Animating our triangle

Now that we have a triangle, we are going to try animating it. Remember that OpenGL is like a drawing software. If we want to make a change on the screen, we have to draw over the existing content to replace what is already there. Fortunately we already have a loop that continuously draws on the window, so our changes will almost instantly be reflected on the window.

The naive approach

Our first approach will be to create a variable named t which represents the step in the animation. We update the value of t at each loop, and add it to the coordinates of our triangle at each frame:

let mut t: f32 = -0.5;

loop {
    // we update `t`
    t += 0.0002;
    if t > 0.5 {
        t = -0.5;
    }

    // we create the shape an add `t` to each x coordinate
    let vertex1 = Vertex { position: [-0.5 + t, -0.5] };
    let vertex2 = Vertex { position: [ 0.0 + t,  0.5] };
    let vertex3 = Vertex { position: [ 0.5 + t, -0.25] };
    let shape = vec![vertex1, vertex2, vertex3];
    let vertex_buffer = glium::VertexBuffer::new(&display, &shape).unwrap();

    // drawing
    let mut target = display.draw();
    target.clear_color(0.0, 0.0, 1.0, 1.0);
    target.draw(&vertex_buffer, &indices, &program, &glium::uniforms::EmptyUniforms,
                &Default::default()).unwrap();
    target.finish().unwrap();

    for ev in display.poll_events() {
        match ev {
            glium::glutin::Event::Closed => return,
            _ => ()
        }
    }
}

If you run this code, you should see your triangle going from the left to the right of the screen, then jumping back to the left!

This method is approximately what game programmers were doing in the 1990s. This works perfectly fine when you have small shapes (like a single triangle), but it is highly inefficient when you manipulate models with thousands of polygons. There are two reasons for this:

  • The CPU would spend a lot of time calculating the coordinates every time you draw (with one operation for each vertex for each model, at the end you reach hundreds of thousands of operations).

  • It takes some time to upload our shape from the RAM to the video memory. This time is totally wasted as the GPU has to wait until the transfer is finished to start its work.

Uniforms

Do you remember vertex shaders? Our vertex shader takes as input the attributes of each vertex, and outputs its position on the window. Instead of doing the addition in our program and upload the result, we are going to ask the GPU to do this operation.

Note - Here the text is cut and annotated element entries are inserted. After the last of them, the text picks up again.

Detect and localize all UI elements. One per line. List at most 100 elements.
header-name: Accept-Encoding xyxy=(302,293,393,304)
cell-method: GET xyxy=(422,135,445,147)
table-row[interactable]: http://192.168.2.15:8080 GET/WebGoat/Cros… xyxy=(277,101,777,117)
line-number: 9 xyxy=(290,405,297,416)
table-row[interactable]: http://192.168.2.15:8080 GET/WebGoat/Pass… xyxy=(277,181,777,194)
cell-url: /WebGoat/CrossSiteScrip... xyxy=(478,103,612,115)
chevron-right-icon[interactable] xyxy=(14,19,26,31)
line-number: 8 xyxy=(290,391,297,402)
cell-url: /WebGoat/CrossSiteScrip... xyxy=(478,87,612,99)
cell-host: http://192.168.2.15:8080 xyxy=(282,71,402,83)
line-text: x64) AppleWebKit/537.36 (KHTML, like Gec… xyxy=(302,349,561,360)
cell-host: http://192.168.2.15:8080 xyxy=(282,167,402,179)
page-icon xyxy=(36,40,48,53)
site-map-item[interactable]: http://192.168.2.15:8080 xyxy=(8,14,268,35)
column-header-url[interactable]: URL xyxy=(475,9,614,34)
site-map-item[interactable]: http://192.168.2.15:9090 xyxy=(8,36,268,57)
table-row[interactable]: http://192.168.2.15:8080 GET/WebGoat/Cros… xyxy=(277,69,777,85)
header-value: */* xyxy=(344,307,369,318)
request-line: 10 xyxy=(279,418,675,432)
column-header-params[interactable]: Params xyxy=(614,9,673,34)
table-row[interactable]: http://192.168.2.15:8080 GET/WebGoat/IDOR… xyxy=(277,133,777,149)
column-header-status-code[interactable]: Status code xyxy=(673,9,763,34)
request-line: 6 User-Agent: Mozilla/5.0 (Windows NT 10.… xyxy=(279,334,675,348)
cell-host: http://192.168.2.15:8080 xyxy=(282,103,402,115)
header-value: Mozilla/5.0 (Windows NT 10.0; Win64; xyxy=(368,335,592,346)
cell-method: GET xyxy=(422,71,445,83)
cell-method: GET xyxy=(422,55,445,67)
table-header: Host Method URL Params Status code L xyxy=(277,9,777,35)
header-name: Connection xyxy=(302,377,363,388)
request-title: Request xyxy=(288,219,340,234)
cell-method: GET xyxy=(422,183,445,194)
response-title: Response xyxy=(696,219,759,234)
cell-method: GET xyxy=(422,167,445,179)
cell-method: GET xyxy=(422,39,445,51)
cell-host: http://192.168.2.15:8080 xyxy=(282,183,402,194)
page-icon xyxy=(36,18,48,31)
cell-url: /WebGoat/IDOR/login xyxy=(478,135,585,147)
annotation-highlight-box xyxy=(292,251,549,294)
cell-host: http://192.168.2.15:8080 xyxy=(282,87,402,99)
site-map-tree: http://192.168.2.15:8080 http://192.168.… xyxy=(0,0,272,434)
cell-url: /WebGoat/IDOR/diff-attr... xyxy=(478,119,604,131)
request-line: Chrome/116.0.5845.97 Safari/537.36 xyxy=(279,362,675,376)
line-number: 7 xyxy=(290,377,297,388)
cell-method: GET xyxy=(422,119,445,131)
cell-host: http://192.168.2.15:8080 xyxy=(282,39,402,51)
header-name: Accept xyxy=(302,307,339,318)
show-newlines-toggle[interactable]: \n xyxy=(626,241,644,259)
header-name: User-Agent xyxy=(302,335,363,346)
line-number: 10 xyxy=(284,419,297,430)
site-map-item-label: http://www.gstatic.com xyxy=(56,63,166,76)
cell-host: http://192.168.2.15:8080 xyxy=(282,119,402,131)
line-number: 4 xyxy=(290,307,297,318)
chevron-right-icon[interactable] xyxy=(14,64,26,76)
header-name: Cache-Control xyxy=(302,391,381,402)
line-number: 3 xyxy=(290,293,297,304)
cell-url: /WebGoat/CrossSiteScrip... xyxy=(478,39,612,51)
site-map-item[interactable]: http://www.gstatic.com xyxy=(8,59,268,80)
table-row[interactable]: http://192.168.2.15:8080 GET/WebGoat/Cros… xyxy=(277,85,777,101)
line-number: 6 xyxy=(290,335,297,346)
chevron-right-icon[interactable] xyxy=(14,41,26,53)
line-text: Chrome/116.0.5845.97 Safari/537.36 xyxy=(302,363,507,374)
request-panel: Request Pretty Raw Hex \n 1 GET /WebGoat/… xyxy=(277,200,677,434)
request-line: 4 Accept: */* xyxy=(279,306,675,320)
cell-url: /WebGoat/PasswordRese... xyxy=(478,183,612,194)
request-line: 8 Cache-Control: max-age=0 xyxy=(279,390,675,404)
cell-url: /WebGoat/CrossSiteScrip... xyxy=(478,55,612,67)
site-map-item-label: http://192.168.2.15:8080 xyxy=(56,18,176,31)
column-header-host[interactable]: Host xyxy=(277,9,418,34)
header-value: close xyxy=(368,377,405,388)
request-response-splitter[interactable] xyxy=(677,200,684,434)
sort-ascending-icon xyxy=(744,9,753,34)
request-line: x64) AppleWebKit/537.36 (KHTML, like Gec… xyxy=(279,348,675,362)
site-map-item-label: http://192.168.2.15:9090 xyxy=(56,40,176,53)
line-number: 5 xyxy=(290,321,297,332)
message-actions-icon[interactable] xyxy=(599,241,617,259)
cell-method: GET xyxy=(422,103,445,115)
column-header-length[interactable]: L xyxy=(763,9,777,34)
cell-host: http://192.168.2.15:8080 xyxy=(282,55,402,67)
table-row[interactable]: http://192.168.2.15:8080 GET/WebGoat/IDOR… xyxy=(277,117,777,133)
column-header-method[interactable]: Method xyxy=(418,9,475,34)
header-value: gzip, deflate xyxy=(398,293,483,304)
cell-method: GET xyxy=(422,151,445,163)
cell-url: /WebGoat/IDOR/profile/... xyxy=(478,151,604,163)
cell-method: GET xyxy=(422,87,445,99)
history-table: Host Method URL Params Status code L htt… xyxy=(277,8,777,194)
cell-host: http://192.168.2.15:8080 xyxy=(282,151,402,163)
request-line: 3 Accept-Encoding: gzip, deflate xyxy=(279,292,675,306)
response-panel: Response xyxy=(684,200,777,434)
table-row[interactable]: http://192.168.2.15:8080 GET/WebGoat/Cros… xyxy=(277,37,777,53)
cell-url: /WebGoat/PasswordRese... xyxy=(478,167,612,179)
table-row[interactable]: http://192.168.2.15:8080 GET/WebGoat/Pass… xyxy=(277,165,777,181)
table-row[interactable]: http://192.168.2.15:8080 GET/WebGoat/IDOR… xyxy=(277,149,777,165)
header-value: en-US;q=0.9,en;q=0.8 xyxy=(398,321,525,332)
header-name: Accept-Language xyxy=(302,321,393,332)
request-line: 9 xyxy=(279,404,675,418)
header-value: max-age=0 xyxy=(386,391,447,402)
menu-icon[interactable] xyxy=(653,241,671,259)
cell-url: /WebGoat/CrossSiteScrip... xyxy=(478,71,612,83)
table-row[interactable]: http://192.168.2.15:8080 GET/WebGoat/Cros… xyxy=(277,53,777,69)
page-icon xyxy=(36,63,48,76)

Let's reset our program to what it was at the end of the first tutorial, but keep t:

let vertex1 = Vertex { position: [-0.5, -0.5] };
let vertex2 = Vertex { position: [ 0.0,  0.5] };
let vertex3 = Vertex { position: [ 0.5, -0.25] };
let shape = vec![vertex1, vertex2, vertex3];

let vertex_buffer = glium::VertexBuffer::new(&display, &shape).unwrap();

let mut t: f32 = -0.5;

loop {
    // we update `t`
    t += 0.0002;
    if t > 0.5 {
        t = -0.5;
    }

    let mut target = display.draw();
    target.clear_color(0.0, 0.0, 1.0, 1.0);
    target.draw(&vertex_buffer, &indices, &program, &glium::uniforms::EmptyUniforms,
                &Default::default()).unwrap();
    target.finish().unwrap();

    for ev in display.poll_events() {
        match ev {
            glium::glutin::Event::Closed => return,
            _ => ()
        }
    }
}

And instead we are going to do a small change in our vertex shader:

let vertex_shader_src = r#"
    #version 140

    in vec2 position;

    uniform float t;

    void main() {
        vec2 pos = position;
        pos.x += t;
        gl_Position = vec4(pos, 0.0, 1.0);
    }
"#;

You may notice that this is exactly the operation that we've been doing above, except that this time it is done on the GPU side. We have added a variable t in our shader, which is declared as a uniform. A uniform is a global variable whose value is set when we draw by passing its value to the draw function. The easiest way to do so is to use the uniform! macro:

target.draw(&vertex_buffer, &indices, &program, &uniform! { t: t },
            &Default::default()).unwrap();

Using uniform variables solves our two problems above. The CPU doesn't have to do any calculation, and all that it uploaded is the value of t (a single float) instead of the whole shape.